Since June, Alphabet has completed an equity sale of $85 billion, and SpaceX has set an IPO record with $75 billion; OpenAI is considering going public as early as next year, after rival Anthropic has taken the lead,MetaEquity financing is also planned.
By common sense, equity financing thickens the balance sheet and provides a thicker safety cushion for creditors. However, these companies often already have strong operating cash flow and are eager to raise large-scale financing. In the eyes of many bond investors, it means that AI capital expenditure will far exceed previous expectations-correspondingly, there will be more debt.
"That tells us that the scale of their capital expenditures is likely to continue to rise," said Tom Murphy, head of investment grade credit at Columbia Threadneedle.

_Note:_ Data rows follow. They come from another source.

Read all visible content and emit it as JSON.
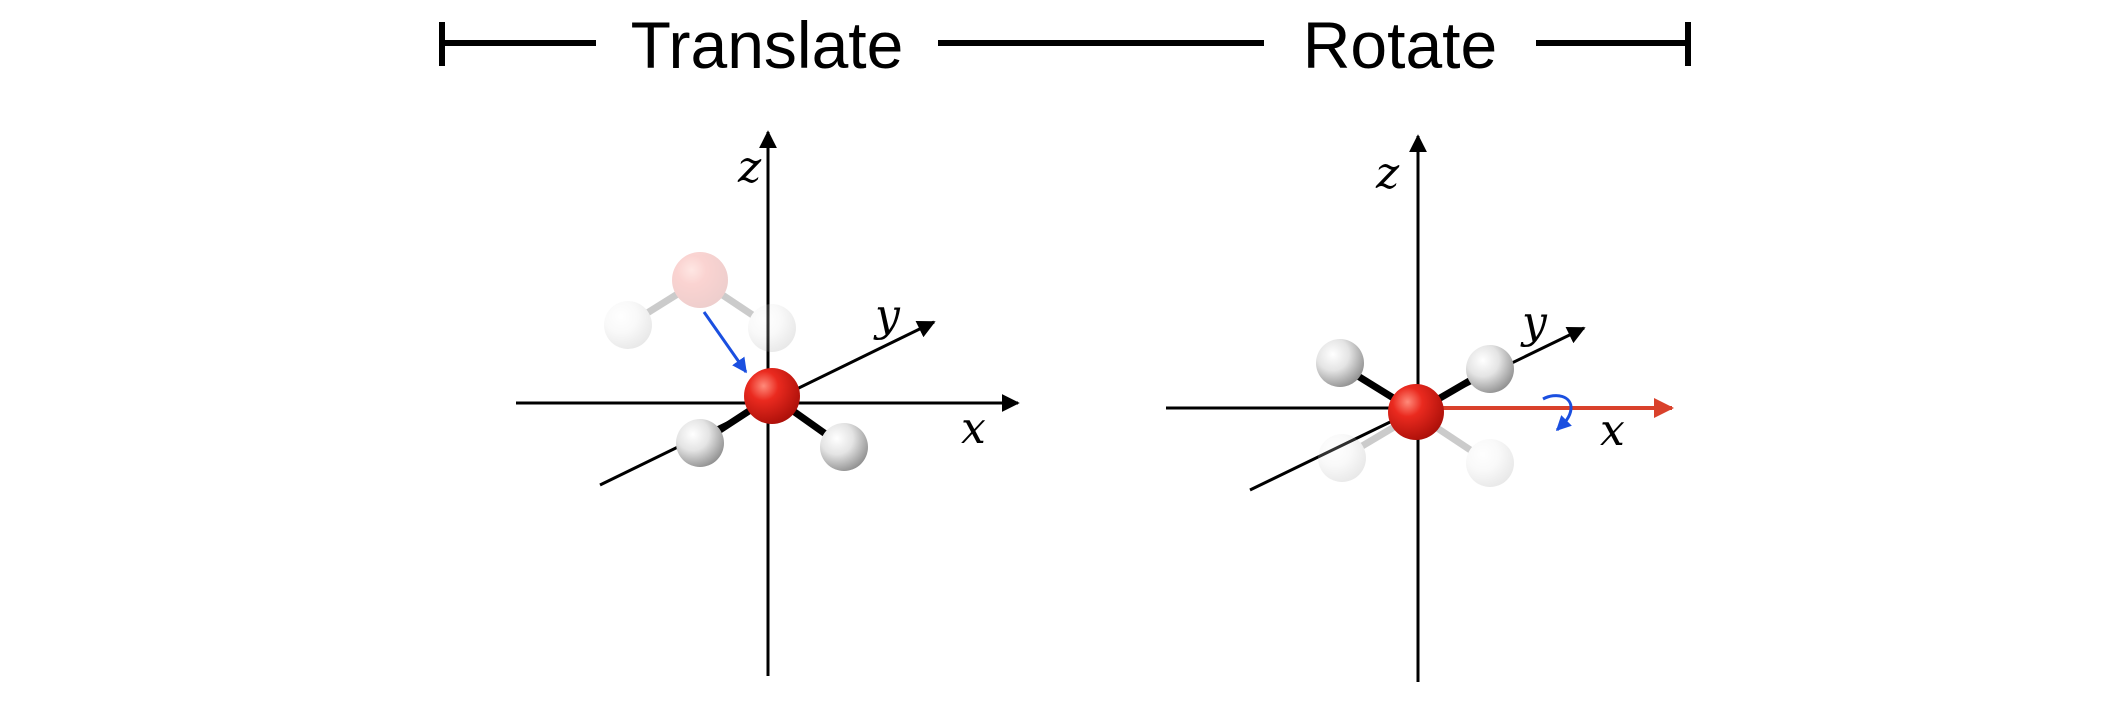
{
  "header": {
    "left_label": "Translate",
    "right_label": "Rotate"
  },
  "panels": [
    {
      "id": "translate",
      "axes": {
        "x": "x",
        "y": "y",
        "z": "z"
      }
    },
    {
      "id": "rotate",
      "axes": {
        "x": "x",
        "y": "y",
        "z": "z"
      }
    }
  ],
  "colors": {
    "line": "#000000",
    "oxygen": "#e0211a",
    "hydrogen": "#e6e6e6",
    "motion_arrow": "#1a4fe0",
    "rotation_axis": "#d9412b"
  }
}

Alphabet bonds weaken as SpaceX bonds sell off immediately after listing
The concern is already reflected in the price.SpaceX completed a $25 billion bond offering this week, but traders were unexpected by the pace of the price decline — the bond's book loss relative to U.S. Treasury Bond had widened to about $360 million as of Friday afternoon.
Alphabet's bonds similarly weakened following the announcement of the equity sale, which some market participants attributed to investor concerns about the Google parent's AI spending needs.
JPMorgan ChaseRaised forecast: 5.5 trillion AI spending, 2.1 trillion bond financing
Wall Street investment banks are uprevising their AI capital expenditure expectations.JPMorgan Chase's latest forecast is that total spending related to AI and data centers will reach $5.5 trillion by 2030, an increase of about $400 billion from last November's estimate. Correspondingly, the financing scale of data centers in the investment-grade bond market is expected to reach $2.1 trillion in the next five years, compared with the previous forecast of $1.5 trillion, an increase of 40%.
Take SpaceX, for example. The company has $100.8 billion in cash on its books, butS&P GlobalIt is estimated that it will consume about $113 billion by the end of next year, and another $90 billion by 2028. There is a high probability that it will need to continue to issue bonds and equity financing in the future.
"Equity is not a substitute for debt, but a supplement to it"
"Bondholders tend to cheer the equity funding announcement as a signal of slowing balance sheet deterioration," said Anthony Woodside, head of multi-division fixed income at L&G Asset Management America, "but it really means more debt will follow — equity is not replacing debt, but supplementing it."Others are less pessimistic. Arvind Narayanan, co-head of investment grade credit at Vanguard, believes that the equity sale of technology companies is a "very positive signal" for bond investors-management's willingness to let shareholders suffer dilution indicates sufficient confidence in the AI plan.
But buyers are becoming more selective. Asset managers demanded higher compensation for AI bond yields, and issuers began to turn to overseas markets to avoid overwhelming U.S. buyers.
"They can pour a lot of debt into the market, but at the cost of having to pay higher and higher spreads," Jeff Schrom, credit strategist at Robert W. Baird, said of hyperscalers.
The deeper unease lies in deadlines. SpaceX issued 20-year and 30-year bonds,Nvidia$25 billion in multi-maturity bonds were issued, and Alphabet issued a 100-year sterling bond in February this year.
Buying these bonds means taking on the decades-long risk of technology obsolescence, and the technology industry has never been short of seemingly promising precedents that will eventually be eliminated by the times.
In the best-case scenario, bond investors rarely get as spectacular returns as shareholders, but in the worst-case scenario, bond investors lose just as heavily.